The chief of Europe’s sixth-biggest PE group EQT urged his peers to “focus more on building companies than avoiding taxes” if they want to keep their licence to operate amid greater regulatory and political scrutiny of the sector
November 22, 2013 Leave a comment
November 21, 2013 5:29 pm
Private equity groups told to alter focus
By Anne-Sylvaine Chassany in Paris
The chief of Europe’s sixth-biggest private equity group has urged his peers to “focus more on building companies than avoiding taxes” if they want to keep their licence to operate amid greater regulatory and political scrutiny of the sector. The plea made by Conni Jonsson, EQT’s managing partner, on Thursday at a conference in Paris was received with a warm round of applause, as private equity companies both in Europe and in the US face criticism from politicians and unions that they exploit tax loopholes to boost their returns.“We should ask ourselves: is it prudent to use those aggressive tax schemes that we’re using? Is the benefit of that worthwhile? Is that acceptable in the communities we operate in? In some cases, yes; in many cases, no,” Mr Jonsson told an audience of private equity investors at the SuperInvestor conference. “Money was saved, for ourselves and investors, but it comes with a cost.”
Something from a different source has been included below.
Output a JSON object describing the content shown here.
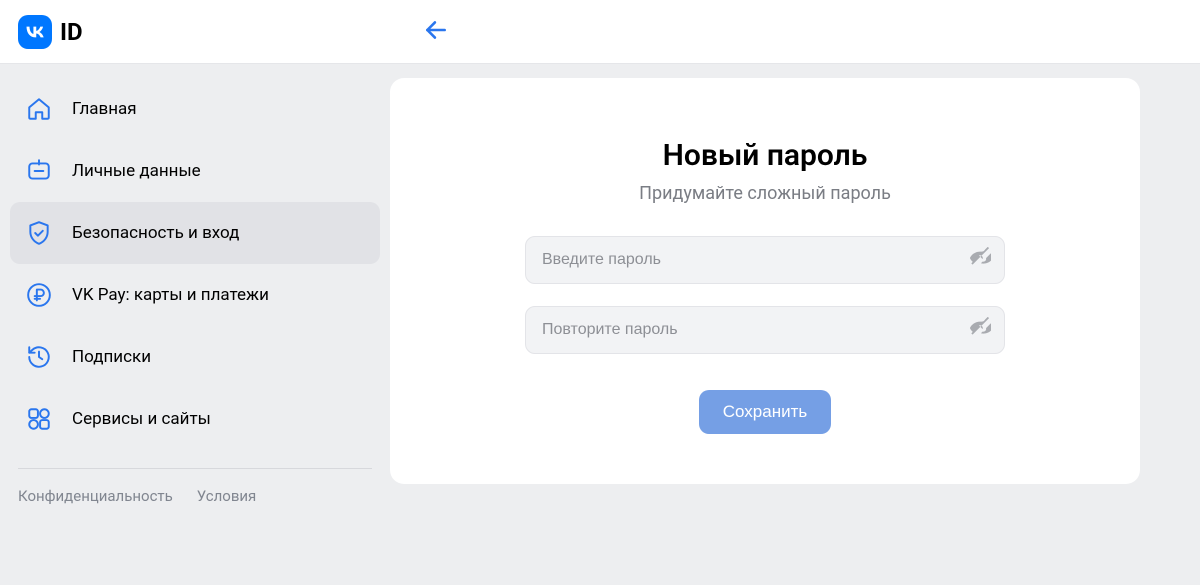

As governments in Europe battle with high unemployment and budget deficits, private equity groups must engage with regulators, unions and the general public, according to Mr Jonsson, who co-founded EQT, Sweden’s largest buyout fund manager, two decades ago.
They must “move from being skilful investors to responsible owners of companies,” he said.
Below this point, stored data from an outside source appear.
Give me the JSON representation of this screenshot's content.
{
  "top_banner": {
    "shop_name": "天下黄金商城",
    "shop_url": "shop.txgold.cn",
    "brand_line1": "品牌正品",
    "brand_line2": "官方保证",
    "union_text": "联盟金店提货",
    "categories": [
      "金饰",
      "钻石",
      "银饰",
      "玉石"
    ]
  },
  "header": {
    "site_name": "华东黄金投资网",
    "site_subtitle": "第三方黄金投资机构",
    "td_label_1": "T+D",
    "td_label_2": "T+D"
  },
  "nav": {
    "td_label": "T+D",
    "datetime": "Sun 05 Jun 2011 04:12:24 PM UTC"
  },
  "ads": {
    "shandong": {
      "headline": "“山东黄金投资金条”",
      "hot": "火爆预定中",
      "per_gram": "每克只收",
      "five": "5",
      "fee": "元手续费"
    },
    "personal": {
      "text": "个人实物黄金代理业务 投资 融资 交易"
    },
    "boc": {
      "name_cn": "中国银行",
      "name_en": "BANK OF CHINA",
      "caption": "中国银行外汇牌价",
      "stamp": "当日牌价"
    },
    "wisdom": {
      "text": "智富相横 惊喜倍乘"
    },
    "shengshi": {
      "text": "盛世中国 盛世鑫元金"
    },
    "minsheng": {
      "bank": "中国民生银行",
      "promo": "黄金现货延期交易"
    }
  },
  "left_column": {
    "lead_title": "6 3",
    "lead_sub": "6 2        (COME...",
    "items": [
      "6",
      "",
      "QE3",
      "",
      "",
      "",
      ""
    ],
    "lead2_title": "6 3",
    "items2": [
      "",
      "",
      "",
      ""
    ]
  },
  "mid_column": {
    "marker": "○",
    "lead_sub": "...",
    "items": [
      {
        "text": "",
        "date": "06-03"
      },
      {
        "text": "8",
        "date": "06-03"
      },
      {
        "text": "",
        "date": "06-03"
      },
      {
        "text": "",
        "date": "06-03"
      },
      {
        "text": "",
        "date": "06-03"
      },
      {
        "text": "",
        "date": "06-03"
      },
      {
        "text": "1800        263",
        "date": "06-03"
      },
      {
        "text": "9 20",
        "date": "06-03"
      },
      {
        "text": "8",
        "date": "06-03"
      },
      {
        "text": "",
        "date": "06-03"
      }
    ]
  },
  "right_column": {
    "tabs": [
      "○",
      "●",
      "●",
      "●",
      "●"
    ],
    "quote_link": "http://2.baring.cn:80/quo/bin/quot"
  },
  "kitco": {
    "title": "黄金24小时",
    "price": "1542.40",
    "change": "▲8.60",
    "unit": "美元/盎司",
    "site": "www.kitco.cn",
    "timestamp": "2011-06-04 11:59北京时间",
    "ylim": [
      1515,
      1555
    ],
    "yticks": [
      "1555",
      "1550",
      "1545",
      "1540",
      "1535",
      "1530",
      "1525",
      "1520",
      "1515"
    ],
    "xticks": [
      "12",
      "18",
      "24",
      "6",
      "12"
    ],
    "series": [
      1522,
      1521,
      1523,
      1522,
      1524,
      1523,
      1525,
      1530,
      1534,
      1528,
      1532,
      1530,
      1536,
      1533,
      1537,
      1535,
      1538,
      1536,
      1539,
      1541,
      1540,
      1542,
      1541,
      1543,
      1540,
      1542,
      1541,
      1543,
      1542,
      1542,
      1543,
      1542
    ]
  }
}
“If you work in a sector that is tax-financed, you better make sure that you work well with the regulators and tax authorities,” Mr Jonsson said. “We need to work with unions, not against them. We might not like them, but if we invest in sectors where they are allowed to be, then we have to work with them.”
Mr Jonsson also pointed to the lack of diversity within the industry. “Less than 10 per cent of senior private equity professionals are women, in the US and Europe. There’s a lot to do there.”
EQT and its Swedish peers have lately been the targets of the country’s tax authorities, which are asking them to pay millions in retroactive taxes on profit. This year the group, which has raised €18.6bn of funds over the past decade – the sixth biggest amount in Europe – reorganised its operations under one Sweden-based umbrella company.
Becoming better citizens would deliver stronger returns, Mr Jonsson said.
“I’d like the employees of our companies to be proud of us. I don’t want them to hide that when they go to cocktail parties – that is the way it is today,” he said.